Boris Johnson said colonialism in Africa should never have ended and downplayed Britain’s role in the slave trade, an article written by the prime minister while he was a Tory MP reveals.
Critics are urging Mr Johnson to explain whether he still holds the views expounded in the 2002 piece, where he argued that Africans would not have grown the right crops for export without British direction.
“The continent may be a blot, but it is not a blot upon our conscience,” he wrote. “The problem is not that we were once in charge, but that we are not in charge any more.”
The prime minister this week argued for the retention of controversial statues of slavers and British colonialists in UK cities, which he said should stay up because they “teach us about our past with all its faults”.
But the article, written while Mr Johnson was editor of The Spectator magazine, reveals that the prime minister in fact has held an active admiration for Britain’s colonial activities on the continent.
“Consider Uganda, pearl of Africa, as an example of the British record. Are we guilty of slavery? Pshaw. It was one of the first duties of Frederick Lugard, who colonised Buganda in the 1890s, to take on and defeat the Arab slavers,” Mr Johnson says in the piece.
“And don’t swallow any of that nonsense about how we planted the ‘wrong crops’. Uganda teems, sprouts, bursts with vegetation. You will find fruits rare and strange, like the jackfruit, hanging bigger than your head and covered with green tetrahedral nodules. Though delicately perfumed, it is, alas, more or less disgusting, and not even Waitrose is pretentious enough to stock it.”

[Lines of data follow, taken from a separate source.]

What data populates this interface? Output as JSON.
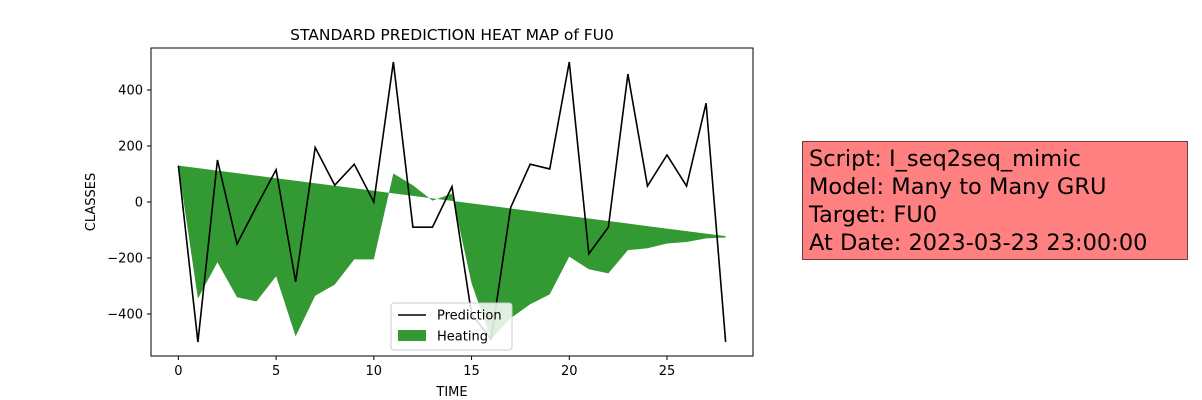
{
  "chart_data": {
    "type": "line",
    "title": "STANDARD PREDICTION HEAT MAP of FU0",
    "xlabel": "TIME",
    "ylabel": "CLASSES",
    "xlim": [
      -1.4,
      29.4
    ],
    "ylim": [
      -550,
      550
    ],
    "xticks": [
      0,
      5,
      10,
      15,
      20,
      25
    ],
    "yticks": [
      -400,
      -200,
      0,
      200,
      400
    ],
    "xtick_labels": [
      "0",
      "5",
      "10",
      "15",
      "20",
      "25"
    ],
    "ytick_labels": [
      "−400",
      "−200",
      "0",
      "200",
      "400"
    ],
    "grid": false,
    "legend_position": "lower-center",
    "x": [
      0,
      1,
      2,
      3,
      4,
      5,
      6,
      7,
      8,
      9,
      10,
      11,
      12,
      13,
      14,
      15,
      16,
      17,
      18,
      19,
      20,
      21,
      22,
      23,
      24,
      25,
      26,
      27,
      28
    ],
    "series": [
      {
        "name": "Prediction",
        "kind": "line",
        "color": "#000000",
        "values": [
          130,
          -500,
          150,
          -150,
          -15,
          115,
          -285,
          195,
          60,
          135,
          0,
          500,
          -90,
          -90,
          55,
          -400,
          -490,
          -20,
          135,
          118,
          500,
          -185,
          -90,
          457,
          57,
          168,
          57,
          353,
          -500
        ]
      },
      {
        "name": "Heating",
        "kind": "fill_between",
        "color": "#339933",
        "baseline": [
          130,
          121,
          112,
          103,
          94,
          85,
          76,
          67,
          58,
          49,
          40,
          31,
          22,
          13,
          4,
          -5,
          -14,
          -23,
          -32,
          -41,
          -50,
          -59,
          -68,
          -77,
          -86,
          -95,
          -104,
          -113,
          -122
        ],
        "values": [
          130,
          -345,
          -215,
          -340,
          -355,
          -265,
          -480,
          -335,
          -295,
          -205,
          -205,
          102,
          60,
          5,
          30,
          -290,
          -490,
          -415,
          -365,
          -330,
          -195,
          -240,
          -255,
          -172,
          -165,
          -148,
          -143,
          -130,
          -127
        ]
      }
    ]
  },
  "info_box": {
    "background": "#ff8080",
    "lines": [
      "Script: I_seq2seq_mimic",
      "Model: Many to Many GRU",
      "Target: FU0",
      "At Date: 2023-03-23 23:00:00"
    ]
  }
}
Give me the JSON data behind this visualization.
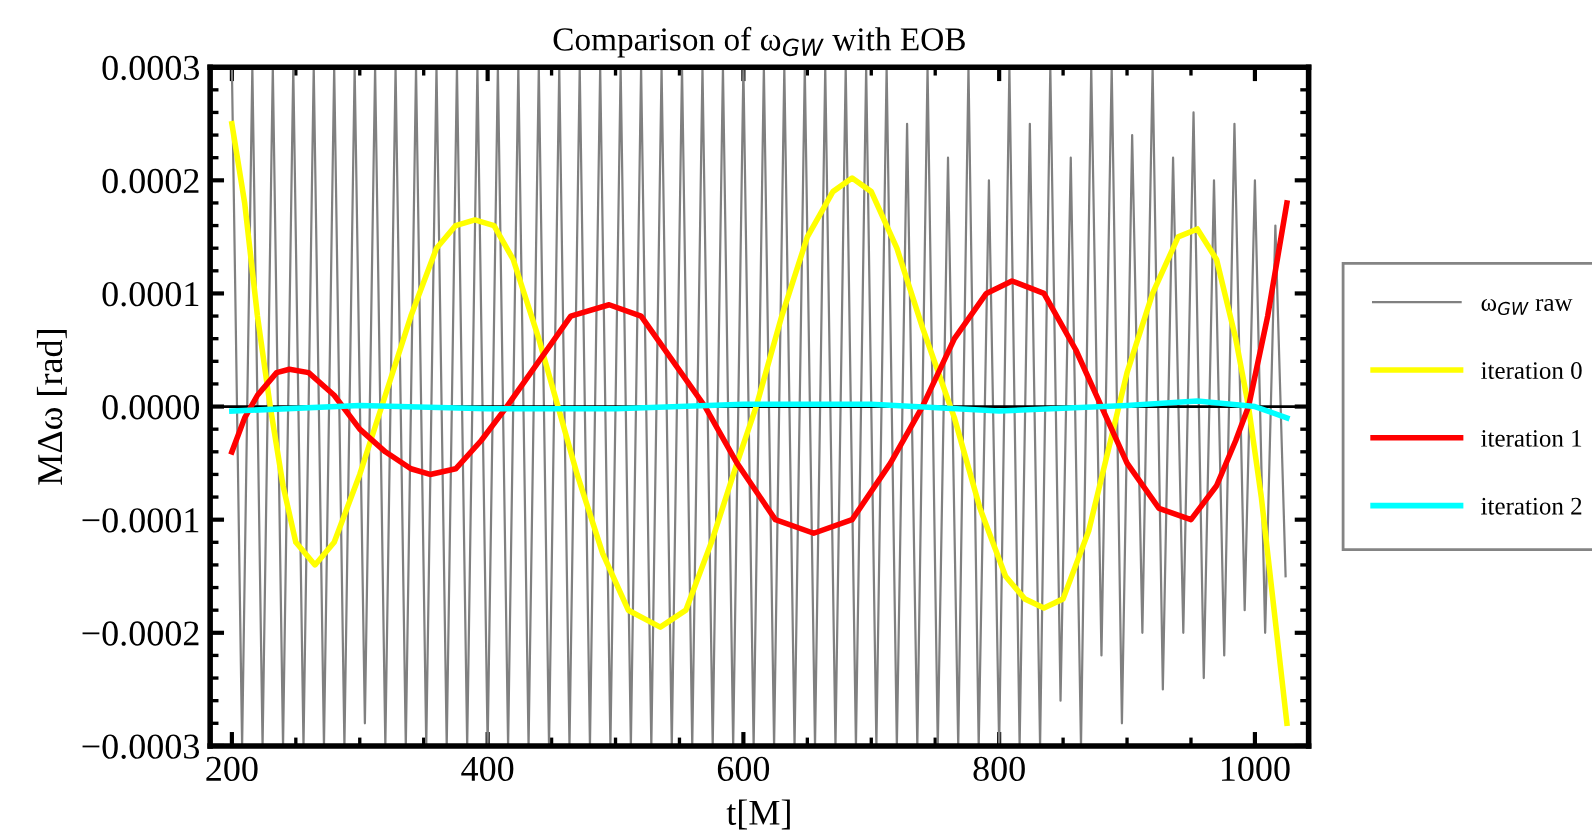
{
  "chart_data": {
    "type": "line",
    "title": "Comparison of ω$_{GW}$ with EOB",
    "xlabel": "t[M]",
    "ylabel": "MΔω [rad]",
    "xlim": [
      183,
      1042
    ],
    "xticks": [
      200,
      400,
      600,
      800,
      1000
    ],
    "ylim": [
      -0.0003,
      0.0003
    ],
    "yticks": [
      {
        "value": -0.0003,
        "label": "−0.0003"
      },
      {
        "value": -0.0002,
        "label": "−0.0002"
      },
      {
        "value": -0.0001,
        "label": "−0.0001"
      },
      {
        "value": 0,
        "label": "0.0000"
      },
      {
        "value": 0.0001,
        "label": "0.0001"
      },
      {
        "value": 0.0002,
        "label": "0.0002"
      },
      {
        "value": 0.0003,
        "label": "0.0003"
      }
    ],
    "grid": false,
    "legend": "right",
    "line_style": "solid",
    "marker": "none",
    "ref_lines": [
      {
        "axis": "y",
        "value": 0,
        "color": "#000000"
      }
    ],
    "series": [
      {
        "name": "ω$_{GW}$ raw",
        "color": "#808080",
        "x": [
          200,
          208,
          216,
          224,
          232,
          240,
          248,
          256,
          264,
          272,
          280,
          288,
          296,
          304,
          312,
          320,
          328,
          336,
          344,
          352,
          360,
          368,
          376,
          384,
          392,
          400,
          408,
          416,
          424,
          432,
          440,
          448,
          456,
          464,
          472,
          480,
          488,
          496,
          504,
          512,
          520,
          528,
          536,
          544,
          552,
          560,
          568,
          576,
          584,
          592,
          600,
          608,
          616,
          624,
          632,
          640,
          648,
          656,
          664,
          672,
          680,
          688,
          696,
          704,
          712,
          720,
          728,
          736,
          744,
          752,
          760,
          768,
          776,
          784,
          792,
          800,
          808,
          816,
          824,
          832,
          840,
          848,
          856,
          864,
          872,
          880,
          888,
          896,
          904,
          912,
          920,
          928,
          936,
          944,
          952,
          960,
          968,
          976,
          984,
          992,
          1000,
          1008,
          1016,
          1024
        ],
        "values": [
          0.0003,
          -0.0003,
          0.0003,
          -0.0003,
          0.0003,
          -0.0003,
          0.0003,
          -0.0003,
          0.0003,
          -0.0003,
          0.0003,
          -0.0003,
          0.0003,
          -0.00028,
          0.0003,
          -0.0003,
          0.0003,
          -0.0003,
          0.0003,
          -0.0003,
          0.0003,
          -0.0003,
          0.0003,
          -0.0003,
          0.0003,
          -0.0003,
          0.0003,
          -0.0003,
          0.0003,
          -0.0003,
          0.0003,
          -0.0003,
          0.0003,
          -0.0003,
          0.0003,
          -0.0003,
          0.0003,
          -0.0003,
          0.0003,
          -0.0003,
          0.0003,
          -0.0003,
          0.0003,
          -0.0003,
          0.0003,
          -0.0003,
          0.0003,
          -0.0003,
          0.0003,
          -0.0003,
          0.0003,
          -0.0003,
          0.0003,
          -0.0003,
          0.0003,
          -0.0003,
          0.0003,
          -0.0003,
          0.0003,
          -0.0003,
          0.0003,
          -0.0003,
          0.0003,
          -0.0003,
          0.0003,
          -0.0003,
          0.00025,
          -0.0003,
          0.0003,
          -0.0003,
          0.00022,
          -0.0003,
          0.0003,
          -0.0003,
          0.0002,
          -0.0003,
          0.0003,
          -0.0003,
          0.00025,
          -0.0003,
          0.0003,
          -0.00026,
          0.00022,
          -0.0003,
          0.0003,
          -0.00022,
          0.0003,
          -0.00028,
          0.00024,
          -0.0002,
          0.0003,
          -0.00025,
          0.00022,
          -0.0002,
          0.00026,
          -0.00024,
          0.0002,
          -0.00022,
          0.00025,
          -0.00018,
          0.0002,
          -0.0002,
          0.00016,
          -0.00015
        ]
      },
      {
        "name": "iteration 0",
        "color": "#ffff00",
        "x": [
          200,
          210,
          220,
          230,
          240,
          250,
          265,
          280,
          300,
          320,
          340,
          360,
          375,
          390,
          405,
          420,
          440,
          455,
          470,
          490,
          510,
          535,
          555,
          575,
          595,
          610,
          630,
          650,
          670,
          685,
          700,
          720,
          740,
          765,
          785,
          805,
          820,
          835,
          850,
          870,
          885,
          900,
          920,
          940,
          955,
          970,
          985,
          995,
          1005,
          1015,
          1025
        ],
        "values": [
          0.00025,
          0.00018,
          8e-05,
          0.0,
          -7e-05,
          -0.00012,
          -0.00014,
          -0.00012,
          -6e-05,
          1e-05,
          8e-05,
          0.00014,
          0.00016,
          0.000165,
          0.00016,
          0.00013,
          6e-05,
          0.0,
          -6e-05,
          -0.00013,
          -0.00018,
          -0.000195,
          -0.00018,
          -0.00012,
          -5e-05,
          0.0,
          8e-05,
          0.00015,
          0.00019,
          0.000202,
          0.00019,
          0.00014,
          7e-05,
          -1e-05,
          -9e-05,
          -0.00015,
          -0.00017,
          -0.000178,
          -0.00017,
          -0.00011,
          -4e-05,
          3e-05,
          0.0001,
          0.00015,
          0.000157,
          0.00013,
          6e-05,
          0.0,
          -8e-05,
          -0.00018,
          -0.00028
        ]
      },
      {
        "name": "iteration 1",
        "color": "#ff0000",
        "x": [
          200,
          210,
          220,
          235,
          245,
          260,
          280,
          300,
          320,
          340,
          355,
          375,
          395,
          415,
          440,
          465,
          495,
          520,
          545,
          570,
          595,
          625,
          655,
          685,
          715,
          740,
          765,
          790,
          810,
          835,
          860,
          880,
          900,
          925,
          950,
          970,
          985,
          995,
          1010,
          1025
        ],
        "values": [
          -4e-05,
          -1e-05,
          1e-05,
          3e-05,
          3.3e-05,
          3e-05,
          1e-05,
          -2e-05,
          -4e-05,
          -5.5e-05,
          -6e-05,
          -5.5e-05,
          -3e-05,
          0.0,
          4e-05,
          8e-05,
          9e-05,
          8e-05,
          4e-05,
          0.0,
          -5e-05,
          -0.0001,
          -0.000112,
          -0.0001,
          -5e-05,
          0.0,
          6e-05,
          0.0001,
          0.000111,
          0.0001,
          5e-05,
          0.0,
          -5e-05,
          -9e-05,
          -0.0001,
          -7e-05,
          -3e-05,
          0.0,
          8e-05,
          0.00018
        ]
      },
      {
        "name": "iteration 2",
        "color": "#00ffff",
        "x": [
          200,
          300,
          400,
          500,
          600,
          700,
          800,
          900,
          955,
          1000,
          1025
        ],
        "values": [
          -4e-06,
          1e-06,
          -2e-06,
          -2e-06,
          2e-06,
          2e-06,
          -4e-06,
          1e-06,
          5e-06,
          0.0,
          -1e-05
        ]
      }
    ]
  }
}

He continues: “So the British planted coffee and cotton and tobacco, and they were broadly right. It is true that coffee prices are currently low; but that is the fault of the Vietnamese, who are shamelessly undercutting the market, and not of the planters of 100 years ago.
“If left to their own devices, the natives would rely on nothing but the instant carbohydrate gratification of the plantain … the colonists correctly saw that the export market was limited.”
Suggesting that one way to boost the economy of African countries would be for British tourists to holiday in them, Mr Johnson wrote: “The best fate for Africa would be if the old colonial powers, or their citizens, scrambled once again in her direction; on the understanding that this time they will not be asked to feel guilty.”
Boris Johnson’s spokesperson declined to comment on the article when approached by The Independent.
Opposition MPs urged the prime minister to consider his comments and explain whether they still represented his views today.
“Boris Johnson is the prime minister of the United Kingdom. The history of the UK, Windrush, empire, colonialism should be told with sobering accuracy,” Labour MP Dawn Butler told The Independent.
“In order to make sustainable progress we need the current PM who has power and privilege to reflect on what he has said and written.
“I urge the PM to review his previous articles, books and statements and to re-examine them through the brutal lynching that he watched of George Floyd and say whether he regrets anything of what he has said, done or written in the past.”
Ms Butler said it was important not to “misrepresent or whitewash history”, adding: “This Etonian attitude affects everyone who is not in that inner circle, no matter your colour. Instead of viewing history through rose-tinted glasses maybe it is time to look at history through the lenses of a very visible modern-day lynching.”
The shadow secretary of state for women and equalities, Marsha de Cordova, said: “Boris Johnson’s past comments are an example of why we need to educate people about the impact of colonialism.
“The legacy of British colonialism and its role in the slave trade is a scar on our society. To infer this is something to be proud of, and that African countries are worse off because they are no longer ruled by the empire, is an insult to millions.”
Christine Jardine, Liberal Democrats’ equalities spokesperson, said: “It is vital that the prime minister today makes clear that the language he may have used and comments made in the past are no longer reflective of his views.
“Across the UK there is a collective discussion happening on how as a nation we deal with our history and the racism and prejudice that is part of that. It is the prime minister’s duty to show leadership on this.
“We need to do more to tackle racism in the UK and if we truly want to change society, we must eradicate the existing injustice. Liberal Democrats are clear that we want to see a government-wide plan to tackle Bame inequalities so that we can finally enact change for all those fighting for justice and equality.”